Coffee is a shade-loving shrub. But in recent decades, people have developed sun-tolerant varieties of the coffee plant. These varieties, grown on plantations in a mono-culture system, do what they’re meant to — produce large yields. People clear forests of native plants to plant these large fields of coffee. And a growing environment without crop variety doesn’t support biodiversity. Over 98% of Equal Exchange coffees by volume are certified organic. (Our few non-organic coffees are clearly labeled.) The overwhelming majority of these organic coffees are shade-grown. Shade trees and various types of crops and plant-life are an important part of the ecosystem for birds and pollinators.
Some of the non shade-grown coffees that Equal Exchange sources are produced in locales where deforestation has occurred. The land in these areas is in transition; it’s still in the process of being restored with agroforestry systems using coffee as the principal crop.
Want to learn more? Watch our documentary about farmer partners who grow coffee in buffer zones around protected biospheres in Peru:
The coffee beans we roast are the seeds of the plant. They’re found in its small round fruit, its cherries. Some fruits, like bananas, can be picked when green; they’ll continue to ripen after harvest. Coffee is different. It will not ripen any more once the fruit is off the bush. For that reason, skillful growers wait until the cherries are mature, when they’ve developed as much sucrose as possible. The sucrose in the cherry flavors the coffee in the cup — and it depends on factors like altitude and shade cover. Coffee plants needs sunlight to develop, of course. But they thrive when they grow in partially shady conditions. According to the Coffee Quality Institute, shade-grown coffee will have 3% more sugar than coffee that is grown in full sun.
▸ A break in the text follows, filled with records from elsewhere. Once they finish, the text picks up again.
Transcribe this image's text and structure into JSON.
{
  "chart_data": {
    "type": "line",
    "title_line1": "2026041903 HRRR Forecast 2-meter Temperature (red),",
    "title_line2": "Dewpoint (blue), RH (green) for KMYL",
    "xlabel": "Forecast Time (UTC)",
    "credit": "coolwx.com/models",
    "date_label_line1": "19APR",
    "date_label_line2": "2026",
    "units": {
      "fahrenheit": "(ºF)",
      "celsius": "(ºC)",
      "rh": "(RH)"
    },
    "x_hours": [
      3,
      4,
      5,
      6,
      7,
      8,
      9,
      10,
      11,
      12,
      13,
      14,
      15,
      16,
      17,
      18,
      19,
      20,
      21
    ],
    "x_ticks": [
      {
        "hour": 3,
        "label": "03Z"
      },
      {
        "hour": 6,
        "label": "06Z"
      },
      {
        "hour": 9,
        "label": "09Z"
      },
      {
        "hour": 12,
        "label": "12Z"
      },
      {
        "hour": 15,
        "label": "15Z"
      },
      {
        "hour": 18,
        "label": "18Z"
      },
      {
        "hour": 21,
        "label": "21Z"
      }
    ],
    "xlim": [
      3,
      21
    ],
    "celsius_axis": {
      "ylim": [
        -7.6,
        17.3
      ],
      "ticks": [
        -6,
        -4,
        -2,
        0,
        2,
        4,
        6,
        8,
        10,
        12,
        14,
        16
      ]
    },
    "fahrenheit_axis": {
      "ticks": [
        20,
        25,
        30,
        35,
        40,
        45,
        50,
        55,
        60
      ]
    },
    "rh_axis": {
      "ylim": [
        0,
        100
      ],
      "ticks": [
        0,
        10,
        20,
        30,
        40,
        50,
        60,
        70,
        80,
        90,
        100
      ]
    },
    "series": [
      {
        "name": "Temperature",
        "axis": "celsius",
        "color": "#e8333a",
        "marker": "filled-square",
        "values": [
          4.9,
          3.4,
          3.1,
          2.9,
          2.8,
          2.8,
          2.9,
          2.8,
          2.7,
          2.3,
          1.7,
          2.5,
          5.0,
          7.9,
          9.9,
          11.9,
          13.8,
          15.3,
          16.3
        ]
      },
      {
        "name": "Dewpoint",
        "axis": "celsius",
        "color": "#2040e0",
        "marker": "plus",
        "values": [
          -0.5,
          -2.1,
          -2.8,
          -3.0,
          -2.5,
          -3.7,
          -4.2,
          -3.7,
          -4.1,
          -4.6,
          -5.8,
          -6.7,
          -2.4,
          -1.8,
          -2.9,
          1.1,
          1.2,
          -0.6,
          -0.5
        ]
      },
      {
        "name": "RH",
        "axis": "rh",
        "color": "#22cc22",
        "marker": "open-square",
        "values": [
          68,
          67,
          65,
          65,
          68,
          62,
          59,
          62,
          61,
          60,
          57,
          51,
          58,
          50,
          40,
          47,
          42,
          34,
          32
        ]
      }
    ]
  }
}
While the shade-grown certification system is appropriate for some growers, it comes with costs. We don’t believe it provides sufficient additional benefits for us to ask our producer partners to go through this process on top of the fair trade and organic standards they are already meeting. It’s important to note that both organic and fair trade standards have environmental components that cover much of what shade-grown certification requires. From our perspective, shade certification doesn’t alter in a significant way the practices of farms that are already fair trade and organic certified.